It's a special day when the Wall Street Journal has something nice to say about Yale. In this case, they say good things about Rick Levin-- who deserves them, in my opinion. But the framework in which the praise is uttered conforms to the WSJ's all-encompassing scenario: universities are competitors in a market. Yale is a brand that must struggle and prevail. The main items in their list of laurels are the fact that Yale's endowment has grown immensely in the past decade or so, and that President Levin has worked hard to internationalize a university that at times mistook itself for the universe. (You've probably heard the story
about November 22, 1963, on the Yale campus. Somebody said: “The President's been shot!” Response: “Now why would anybody want to shoot Kingman Brewster?”)
The WSJ, in other words, verifies Bill Readings' diagnosis, in The University in Ruins: The university becomes a place of “excellence” where it doesn't much matter what we are excellent at doing, so long as we are perceived as being excellent. The budget and the scholarly activities are all just part of the brand, and the brand's mission is to achieve dominance in its market segment.
Had the WSJ tilted its head slightly differently and looked at the criteria that people inside universities respect, I think Yale would have still come out looking good, but differently. The purpose of all those billions, buildings, admissions officers, university presidents, and so on is to produce (a) scholars and (b) research outputs. In other words, a university is connected to an economy at one end-- the economy supports the university-- but it is connected to something else at the other. It transforms dollars into knowledge, more or less effectively. And so the WSJ journalist's reason for being interested in Yale-- described as “a venerable institution that, along with public and private peers, is vital to American prosperity”-- falls apart.
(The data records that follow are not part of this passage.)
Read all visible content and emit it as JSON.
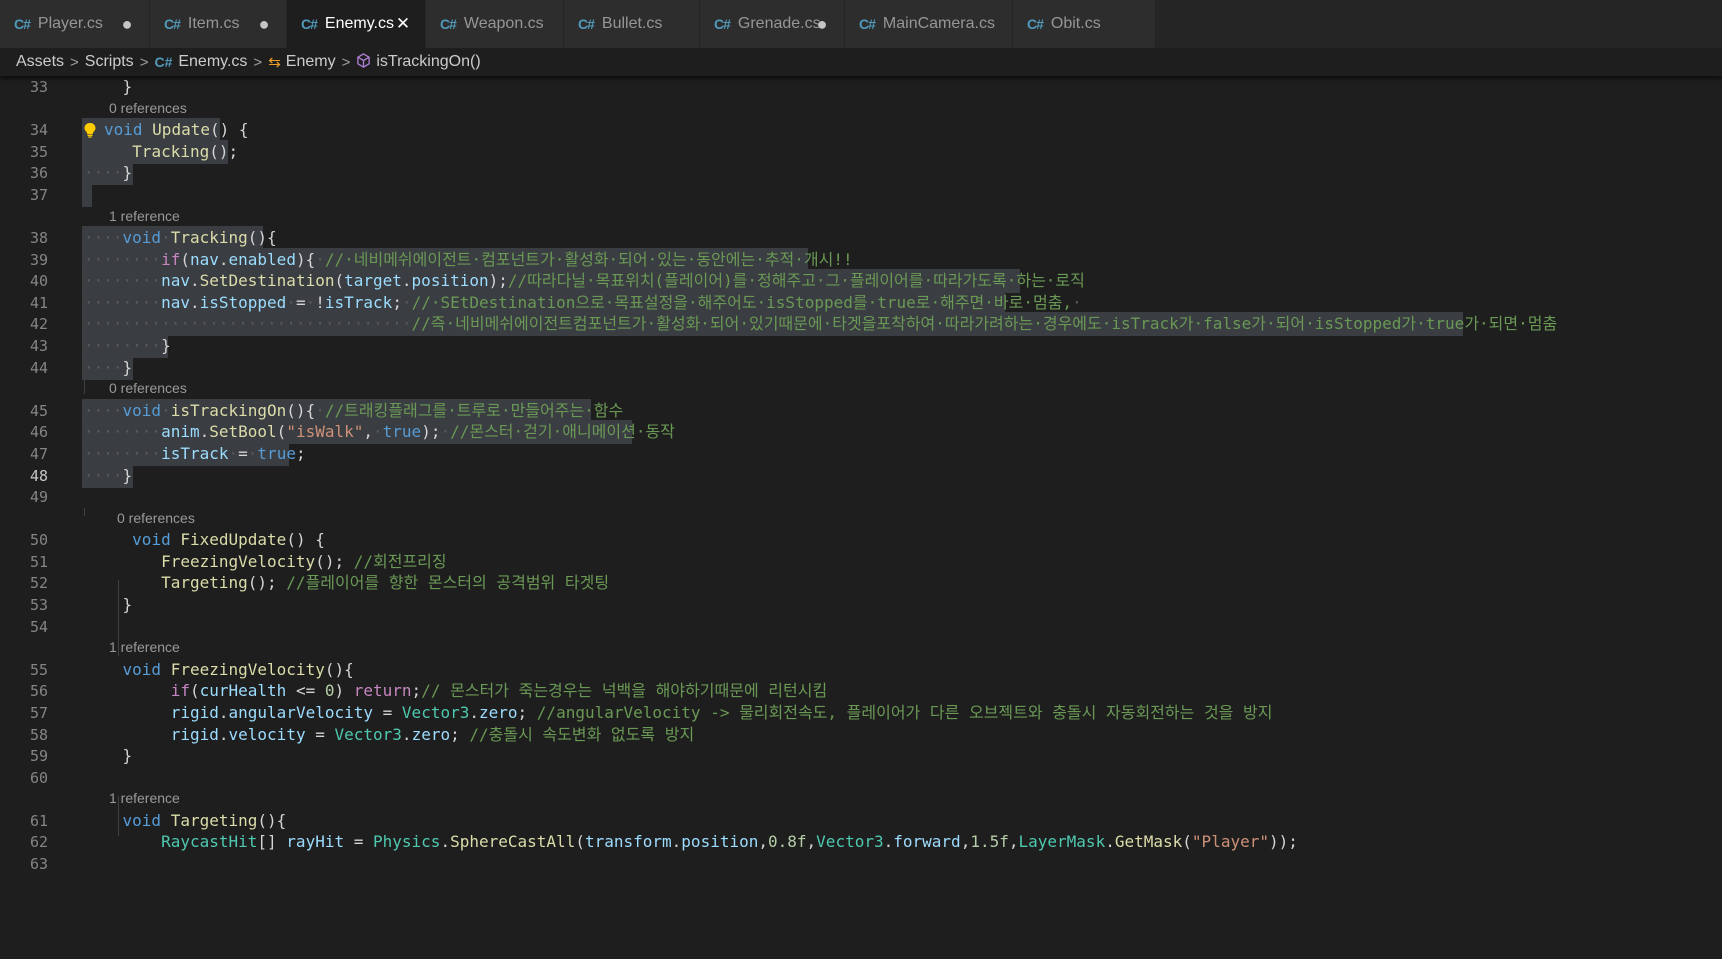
{
  "tabs": [
    {
      "label": "Player.cs",
      "status": "modified",
      "icon": "csharp-file-icon"
    },
    {
      "label": "Item.cs",
      "status": "modified",
      "icon": "csharp-file-icon"
    },
    {
      "label": "Enemy.cs",
      "status": "active-close",
      "icon": "csharp-file-icon"
    },
    {
      "label": "Weapon.cs",
      "status": "none",
      "icon": "csharp-file-icon"
    },
    {
      "label": "Bullet.cs",
      "status": "none",
      "icon": "csharp-file-icon"
    },
    {
      "label": "Grenade.cs",
      "status": "modified",
      "icon": "csharp-file-icon"
    },
    {
      "label": "MainCamera.cs",
      "status": "none",
      "icon": "csharp-file-icon"
    },
    {
      "label": "Obit.cs",
      "status": "none",
      "icon": "csharp-file-icon"
    }
  ],
  "tab_glyphs": {
    "csharp": "C#",
    "modified": "●",
    "close": "✕"
  },
  "breadcrumb": [
    {
      "label": "Assets",
      "icon": "none"
    },
    {
      "label": "Scripts",
      "icon": "none"
    },
    {
      "label": "Enemy.cs",
      "icon": "csharp-file-icon"
    },
    {
      "label": "Enemy",
      "icon": "class-icon"
    },
    {
      "label": "isTrackingOn()",
      "icon": "method-icon"
    }
  ],
  "breadcrumb_separator": ">",
  "colors": {
    "background": "#1e1e1e",
    "selection": "#3a3d41",
    "keyword": "#569cd6",
    "control": "#c586c0",
    "function": "#dcdcaa",
    "variable": "#9cdcfe",
    "type": "#4ec9b0",
    "number": "#b5cea8",
    "string": "#ce9178",
    "comment": "#6a9955",
    "lightbulb": "#ffcc00"
  },
  "editor": {
    "current_line": 48,
    "lightbulb_line": 34,
    "rows": [
      {
        "type": "code",
        "num": 33,
        "tokens": [
          [
            "p",
            "    }"
          ]
        ]
      },
      {
        "type": "lens",
        "text": "0 references"
      },
      {
        "type": "code",
        "num": 34,
        "sel": true,
        "tokens": [
          [
            "k",
            "void"
          ],
          [
            "w",
            " "
          ],
          [
            "f",
            "Update"
          ],
          [
            "p",
            "()"
          ],
          [
            "w",
            " "
          ],
          [
            "p",
            "{"
          ]
        ]
      },
      {
        "type": "code",
        "num": 35,
        "sel": true,
        "tokens": [
          [
            "w",
            "    "
          ],
          [
            "w",
            " "
          ],
          [
            "f",
            "Tracking"
          ],
          [
            "p",
            "();"
          ]
        ]
      },
      {
        "type": "code",
        "num": 36,
        "sel": true,
        "tokens": [
          [
            "w",
            "····"
          ],
          [
            "p",
            "}"
          ]
        ]
      },
      {
        "type": "code",
        "num": 37,
        "sel": true,
        "tokens": []
      },
      {
        "type": "lens",
        "text": "1 reference"
      },
      {
        "type": "code",
        "num": 38,
        "sel": true,
        "tokens": [
          [
            "w",
            "····"
          ],
          [
            "k",
            "void"
          ],
          [
            "w",
            "·"
          ],
          [
            "f",
            "Tracking"
          ],
          [
            "p",
            "(){"
          ]
        ]
      },
      {
        "type": "code",
        "num": 39,
        "sel": true,
        "tokens": [
          [
            "w",
            "········"
          ],
          [
            "c",
            "if"
          ],
          [
            "p",
            "("
          ],
          [
            "v",
            "nav"
          ],
          [
            "p",
            "."
          ],
          [
            "v",
            "enabled"
          ],
          [
            "p",
            "){"
          ],
          [
            "w",
            "·"
          ],
          [
            "m",
            "//·네비메쉬에이전트·컴포넌트가·활성화·되어·있는·동안에는·추적·개시!!"
          ]
        ]
      },
      {
        "type": "code",
        "num": 40,
        "sel": true,
        "tokens": [
          [
            "w",
            "········"
          ],
          [
            "v",
            "nav"
          ],
          [
            "p",
            "."
          ],
          [
            "f",
            "SetDestination"
          ],
          [
            "p",
            "("
          ],
          [
            "v",
            "target"
          ],
          [
            "p",
            "."
          ],
          [
            "v",
            "position"
          ],
          [
            "p",
            ");"
          ],
          [
            "m",
            "//따라다닐·목표위치(플레이어)를·정해주고·그·플레이어를·따라가도록·하는·로직"
          ]
        ]
      },
      {
        "type": "code",
        "num": 41,
        "sel": true,
        "tokens": [
          [
            "w",
            "········"
          ],
          [
            "v",
            "nav"
          ],
          [
            "p",
            "."
          ],
          [
            "v",
            "isStopped"
          ],
          [
            "w",
            "·"
          ],
          [
            "p",
            "="
          ],
          [
            "w",
            "·"
          ],
          [
            "p",
            "!"
          ],
          [
            "v",
            "isTrack"
          ],
          [
            "p",
            ";"
          ],
          [
            "w",
            "·"
          ],
          [
            "m",
            "//·SEtDestination으로·목표설정을·해주어도·isStopped를·true로·해주면·바로·멈춤,"
          ],
          [
            "w",
            "·"
          ]
        ]
      },
      {
        "type": "code",
        "num": 42,
        "sel": true,
        "tokens": [
          [
            "w",
            "··································"
          ],
          [
            "m",
            "//즉·네비메쉬에이전트컴포넌트가·활성화·되어·있기때문에·타겟을포착하여·따라가려하는·경우에도·isTrack가·false가·되어·isStopped가·true가·되면·멈춤"
          ]
        ]
      },
      {
        "type": "code",
        "num": 43,
        "sel": true,
        "tokens": [
          [
            "w",
            "········"
          ],
          [
            "p",
            "}"
          ]
        ]
      },
      {
        "type": "code",
        "num": 44,
        "sel": true,
        "tokens": [
          [
            "w",
            "····"
          ],
          [
            "p",
            "}"
          ]
        ]
      },
      {
        "type": "lens",
        "text": "0 references"
      },
      {
        "type": "code",
        "num": 45,
        "sel": true,
        "tokens": [
          [
            "w",
            "····"
          ],
          [
            "k",
            "void"
          ],
          [
            "w",
            "·"
          ],
          [
            "f",
            "isTrackingOn"
          ],
          [
            "p",
            "(){"
          ],
          [
            "w",
            "·"
          ],
          [
            "m",
            "//트래킹플래그를·트루로·만들어주는·함수"
          ]
        ]
      },
      {
        "type": "code",
        "num": 46,
        "sel": true,
        "tokens": [
          [
            "w",
            "········"
          ],
          [
            "v",
            "anim"
          ],
          [
            "p",
            "."
          ],
          [
            "f",
            "SetBool"
          ],
          [
            "p",
            "("
          ],
          [
            "s",
            "\"isWalk\""
          ],
          [
            "p",
            ","
          ],
          [
            "w",
            "·"
          ],
          [
            "k",
            "true"
          ],
          [
            "p",
            ");"
          ],
          [
            "w",
            "·"
          ],
          [
            "m",
            "//몬스터·걷기·애니메이션·동작"
          ]
        ]
      },
      {
        "type": "code",
        "num": 47,
        "sel": true,
        "tokens": [
          [
            "w",
            "········"
          ],
          [
            "v",
            "isTrack"
          ],
          [
            "w",
            "·"
          ],
          [
            "p",
            "="
          ],
          [
            "w",
            "·"
          ],
          [
            "k",
            "true"
          ],
          [
            "p",
            ";"
          ]
        ]
      },
      {
        "type": "code",
        "num": 48,
        "sel": true,
        "tokens": [
          [
            "w",
            "····"
          ],
          [
            "p",
            "}"
          ]
        ]
      },
      {
        "type": "code",
        "num": 49,
        "tokens": []
      },
      {
        "type": "lens",
        "text": "0 references",
        "indent": 1
      },
      {
        "type": "code",
        "num": 50,
        "tokens": [
          [
            "p",
            "     "
          ],
          [
            "k",
            "void"
          ],
          [
            "p",
            " "
          ],
          [
            "f",
            "FixedUpdate"
          ],
          [
            "p",
            "() {"
          ]
        ]
      },
      {
        "type": "code",
        "num": 51,
        "tokens": [
          [
            "p",
            "        "
          ],
          [
            "f",
            "FreezingVelocity"
          ],
          [
            "p",
            "(); "
          ],
          [
            "m",
            "//회전프리징"
          ]
        ]
      },
      {
        "type": "code",
        "num": 52,
        "tokens": [
          [
            "p",
            "        "
          ],
          [
            "f",
            "Targeting"
          ],
          [
            "p",
            "(); "
          ],
          [
            "m",
            "//플레이어를 향한 몬스터의 공격범위 타겟팅"
          ]
        ]
      },
      {
        "type": "code",
        "num": 53,
        "tokens": [
          [
            "p",
            "    }"
          ]
        ]
      },
      {
        "type": "code",
        "num": 54,
        "tokens": []
      },
      {
        "type": "lens",
        "text": "1 reference"
      },
      {
        "type": "code",
        "num": 55,
        "tokens": [
          [
            "p",
            "    "
          ],
          [
            "k",
            "void"
          ],
          [
            "p",
            " "
          ],
          [
            "f",
            "FreezingVelocity"
          ],
          [
            "p",
            "(){"
          ]
        ]
      },
      {
        "type": "code",
        "num": 56,
        "tokens": [
          [
            "p",
            "         "
          ],
          [
            "c",
            "if"
          ],
          [
            "p",
            "("
          ],
          [
            "v",
            "curHealth"
          ],
          [
            "p",
            " <= "
          ],
          [
            "n",
            "0"
          ],
          [
            "p",
            ") "
          ],
          [
            "c",
            "return"
          ],
          [
            "p",
            ";"
          ],
          [
            "m",
            "// 몬스터가 죽는경우는 넉백을 해야하기때문에 리턴시킴"
          ]
        ]
      },
      {
        "type": "code",
        "num": 57,
        "tokens": [
          [
            "p",
            "         "
          ],
          [
            "v",
            "rigid"
          ],
          [
            "p",
            "."
          ],
          [
            "v",
            "angularVelocity"
          ],
          [
            "p",
            " = "
          ],
          [
            "t",
            "Vector3"
          ],
          [
            "p",
            "."
          ],
          [
            "v",
            "zero"
          ],
          [
            "p",
            "; "
          ],
          [
            "m",
            "//angularVelocity -> 물리회전속도, 플레이어가 다른 오브젝트와 충돌시 자동회전하는 것을 방지"
          ]
        ]
      },
      {
        "type": "code",
        "num": 58,
        "tokens": [
          [
            "p",
            "         "
          ],
          [
            "v",
            "rigid"
          ],
          [
            "p",
            "."
          ],
          [
            "v",
            "velocity"
          ],
          [
            "p",
            " = "
          ],
          [
            "t",
            "Vector3"
          ],
          [
            "p",
            "."
          ],
          [
            "v",
            "zero"
          ],
          [
            "p",
            "; "
          ],
          [
            "m",
            "//충돌시 속도변화 없도록 방지"
          ]
        ]
      },
      {
        "type": "code",
        "num": 59,
        "tokens": [
          [
            "p",
            "    }"
          ]
        ]
      },
      {
        "type": "code",
        "num": 60,
        "tokens": []
      },
      {
        "type": "lens",
        "text": "1 reference"
      },
      {
        "type": "code",
        "num": 61,
        "tokens": [
          [
            "p",
            "    "
          ],
          [
            "k",
            "void"
          ],
          [
            "p",
            " "
          ],
          [
            "f",
            "Targeting"
          ],
          [
            "p",
            "(){"
          ]
        ]
      },
      {
        "type": "code",
        "num": 62,
        "tokens": [
          [
            "p",
            "        "
          ],
          [
            "t",
            "RaycastHit"
          ],
          [
            "p",
            "[] "
          ],
          [
            "v",
            "rayHit"
          ],
          [
            "p",
            " = "
          ],
          [
            "t",
            "Physics"
          ],
          [
            "p",
            "."
          ],
          [
            "f",
            "SphereCastAll"
          ],
          [
            "p",
            "("
          ],
          [
            "v",
            "transform"
          ],
          [
            "p",
            "."
          ],
          [
            "v",
            "position"
          ],
          [
            "p",
            ","
          ],
          [
            "n",
            "0.8f"
          ],
          [
            "p",
            ","
          ],
          [
            "t",
            "Vector3"
          ],
          [
            "p",
            "."
          ],
          [
            "v",
            "forward"
          ],
          [
            "p",
            ","
          ],
          [
            "n",
            "1.5f"
          ],
          [
            "p",
            ","
          ],
          [
            "t",
            "LayerMask"
          ],
          [
            "p",
            "."
          ],
          [
            "f",
            "GetMask"
          ],
          [
            "p",
            "("
          ],
          [
            "s",
            "\"Player\""
          ],
          [
            "p",
            "));"
          ]
        ]
      },
      {
        "type": "code",
        "num": 63,
        "tokens": []
      }
    ]
  }
}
The knowledge economy doesn't sit within the borders of any one country any more than the scholars trained at Yale do. Invoking “American prosperity” as the outcome of having good universities is a weak attempt to drag the internationalizing machinery of Yale and its sister institutions back into a national sandbox that the article already told us is not the relevant frame of reference. It does, however, reaffirm the authority of economics, whether or not that was the right thing to do.
I'll write again about “the university of prosperity.” Not that I'm opposed to money; but it does funny things to people.